120 Corona-Infektionen Quarantäne-Wohnkomplex in Göttingen - Polizisten mit Eisenstangen und Flaschen beworfen
Göttingen · Die Lage rund um ein wegen Corona-Fällen unter Quarantäne stehendes Hochhaus in Göttingen ist am Samstag eskaliert. Zahlreiche Bewohner griffen Polizeibeamte an und versuchten. Acht Beamte wurden verletzt, drei davon sind vorerst dienstunfähig.
Die Lage rund um ein wegen Corona-Fällen unter Quarantäne stehendes Hochhaus in Göttingen ist am Samstag eskaliert. Zahlreiche Bewohner griffen Polizeibeamte an und versuchten, eine Absperrung zu durchbrechen, wie der Göttinger Polizeipräsident Uwe Lührig am Sonntag vor Journalisten sagte. Acht Beamte wurden verletzt, drei davon sind vorerst dienstunfähig.
Der Gebäudekomplex, in dem offiziell rund 700 Menschen wohnen, war am Donnerstag für zunächst sieben Tage unter Quarantäne gestellt worden. Bis zum Freitag waren rund 120 Corona-Infektionen bekannt.
Am Samstag habe sich die Lage nach einigen kleineren Einsätzen zugespitzt. Einsatzkräfte seien mit Flaschen, Steinen, Metallstangen, Holzlatten und Pyrotechnik angegriffen worden, sagte Lührig. Versuche von Bewohnern, einen als Absperrung errichteten Bauzaun zu durchbrechen, wurden nach Angaben des Einsatzleiters Rainer Nolte verhindert. Zeitweise waren demnach knapp 300 Beamte im Einsatz. Die Polizei ermittelt wegen schweren Landfriedensbruchs, gefährlicher Körperverletzung und Sachbeschädigung.
Am Samstag wurden nach Aussage der Stadt 320 Bewohner des Quarantäne-Komplexes, deren Ergebnis zunächst negativ war, erneut auf Corona getestet. Wegen einer Demonstration vor dem Wohnkomplex zum Thema "Mietpreiswahnsinn" sei die Testung abgebrochen worden. Die Tests sollten am Sonntag fortgesetzt werden. Ergebnisse werden am Montagabend erwartet.

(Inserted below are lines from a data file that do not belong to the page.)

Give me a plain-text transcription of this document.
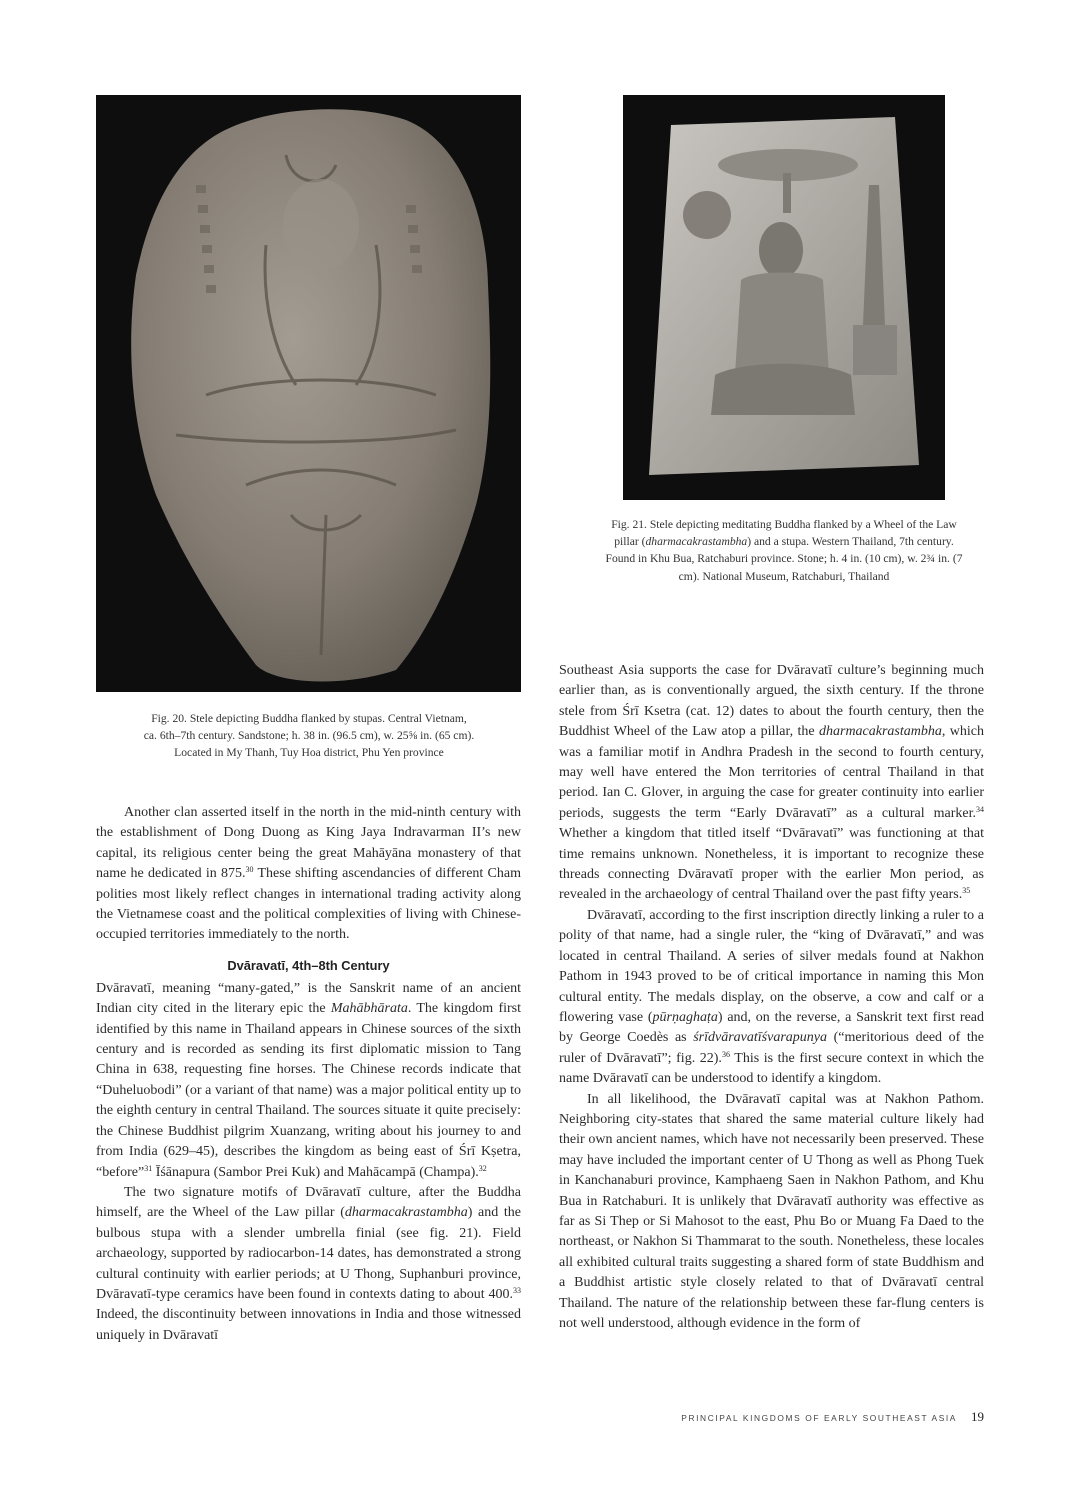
Fig. 20. Stele depicting Buddha flanked by stupas. Central Vietnam,
ca. 6th–7th century. Sandstone; h. 38 in. (96.5 cm), w. 25⅝ in. (65 cm).
Located in My Thanh, Tuy Hoa district, Phu Yen province
Fig. 21. Stele depicting meditating Buddha flanked by a Wheel of the Law pillar (dharmacakrastambha) and a stupa. Western Thailand, 7th century. Found in Khu Bua, Ratchaburi province. Stone; h. 4 in. (10 cm), w. 2¾ in. (7 cm). National Museum, Ratchaburi, Thailand

Another clan asserted itself in the north in the mid-ninth century with the establishment of Dong Duong as King Jaya Indravarman II’s new capital, its religious center being the great Mahāyāna monastery of that name he dedicated in 875.30 These shifting ascendancies of different Cham polities most likely reflect changes in international trading activity along the Vietnamese coast and the political complexities of living with Chinese-occupied territories immediately to the north.

Dvāravatī, 4th–8th Century

Dvāravatī, meaning “many-gated,” is the Sanskrit name of an ancient Indian city cited in the literary epic the Mahābhārata. The kingdom first identified by this name in Thailand appears in Chinese sources of the sixth century and is recorded as sending its first diplomatic mission to Tang China in 638, requesting fine horses. The Chinese records indicate that “Duheluobodi” (or a variant of that name) was a major political entity up to the eighth century in central Thailand. The sources situate it quite precisely: the Chinese Buddhist pilgrim Xuanzang, writing about his journey to and from India (629–45), describes the kingdom as being east of Śrī Kṣetra, “before”$^{31}$ Īśānapura (Sambor Prei Kuk) and Mahācampā (Champa).$^{32}$

The two signature motifs of Dvāravatī culture, after the Buddha himself, are the Wheel of the Law pillar (dharmacakrastambha) and the bulbous stupa with a slender umbrella finial (see fig. 21). Field archaeology, supported by radiocarbon-14 dates, has demonstrated a strong cultural continuity with earlier periods; at U Thong, Suphanburi province, Dvāravatī-type ceramics have been found in contexts dating to about 400.33 Indeed, the discontinuity between innovations in India and those witnessed uniquely in Dvāravatī

Southeast Asia supports the case for Dvāravatī culture’s beginning much earlier than, as is conventionally argued, the sixth century. If the throne stele from Śrī Ksetra (cat. 12) dates to about the fourth century, then the Buddhist Wheel of the Law atop a pillar, the dharmacakrastambha, which was a familiar motif in Andhra Pradesh in the second to fourth century, may well have entered the Mon territories of central Thailand in that period. Ian C. Glover, in arguing the case for greater continuity into earlier periods, suggests the term “Early Dvāravatī” as a cultural marker.$^{34}$ Whether a kingdom that titled itself “Dvāravatī” was functioning at that time remains unknown. Nonetheless, it is important to recognize these threads connecting Dvāravatī proper with the earlier Mon period, as revealed in the archaeology of central Thailand over the past fifty years.$^{35}$

Dvāravatī, according to the first inscription directly linking a ruler to a polity of that name, had a single ruler, the “king of Dvāravatī,” and was located in central Thailand. A series of silver medals found at Nakhon Pathom in 1943 proved to be of critical importance in naming this Mon cultural entity. The medals display, on the observe, a cow and calf or a flowering vase (pūrṇaghaṭa) and, on the reverse, a Sanskrit text first read by George Coedès as śrīdvāravatīśvarapunya (“meritorious deed of the ruler of Dvāravatī”; fig. 22).$^{36}$ This is the first secure context in which the name Dvāravatī can be understood to identify a kingdom.

In all likelihood, the Dvāravatī capital was at Nakhon Pathom. Neighboring city-states that shared the same material culture likely had their own ancient names, which have not necessarily been preserved. These may have included the important center of U Thong as well as Phong Tuek in Kanchanaburi province, Kamphaeng Saen in Nakhon Pathom, and Khu Bua in Ratchaburi. It is unlikely that Dvāravatī authority was effective as far as Si Thep or Si Mahosot to the east, Phu Bo or Muang Fa Daed to the northeast, or Nakhon Si Thammarat to the south. Nonetheless, these locales all exhibited cultural traits suggesting a shared form of state Buddhism and a Buddhist artistic style closely related to that of Dvāravatī central Thailand. The nature of the relationship between these far-flung centers is not well understood, although evidence in the form of

PRINCIPAL KINGDOMS OF EARLY SOUTHEAST ASIA 19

Ziel dieser erneuten Testungen sei es, die Quarantäne für die Bewohner lockern zu können, sagte der Göttinger Oberbürgermeister Rolf-Georg Köhler (SPD). Aus der nahe des Wohnkomplexes laufenden Demonstration heraus habe es Aufrufe gegeben, dass die Bewohner die Wohnanlage verlassen sollten. Dies habe die Lage "mit verschärft", sagte Köhler. Rund 200 Bewohner hätte sich beteiligt, die anderen hätten die Quarantäne weiter befolgt.
Köhler räumte ein, die Quarantäne sei "ein unendlich tiefer Eingriff in die Grundrechte". Das Ziel, die Infektionsketten damit zu unterbrechen, scheine aber erreicht worden zu sein.
Das massive Infektionsgeschehen in dem Hochhauskomplex war durch Tests an zwei Bewohnerinnen entdeckt worden, bei denen im Rahmen einer Routineuntersuchung in einem Krankenhaus eine Ansteckung mit dem neuartigen Coronavirus festgestellt worden war. Daraufhin starteten Reihentests.
Bereits vor mehr als zwei Wochen hatte Göttingen mit einem massiven Corona-Ausbruch in einem anderen Hochhauskomplex zu kämpfen. Dort hatten sich mehr als hundert Menschen bei privaten Familienfeiern mit dem Virus angesteckt. Alle Schulen in der Stadt wurden vorübergehend wieder geschlossen.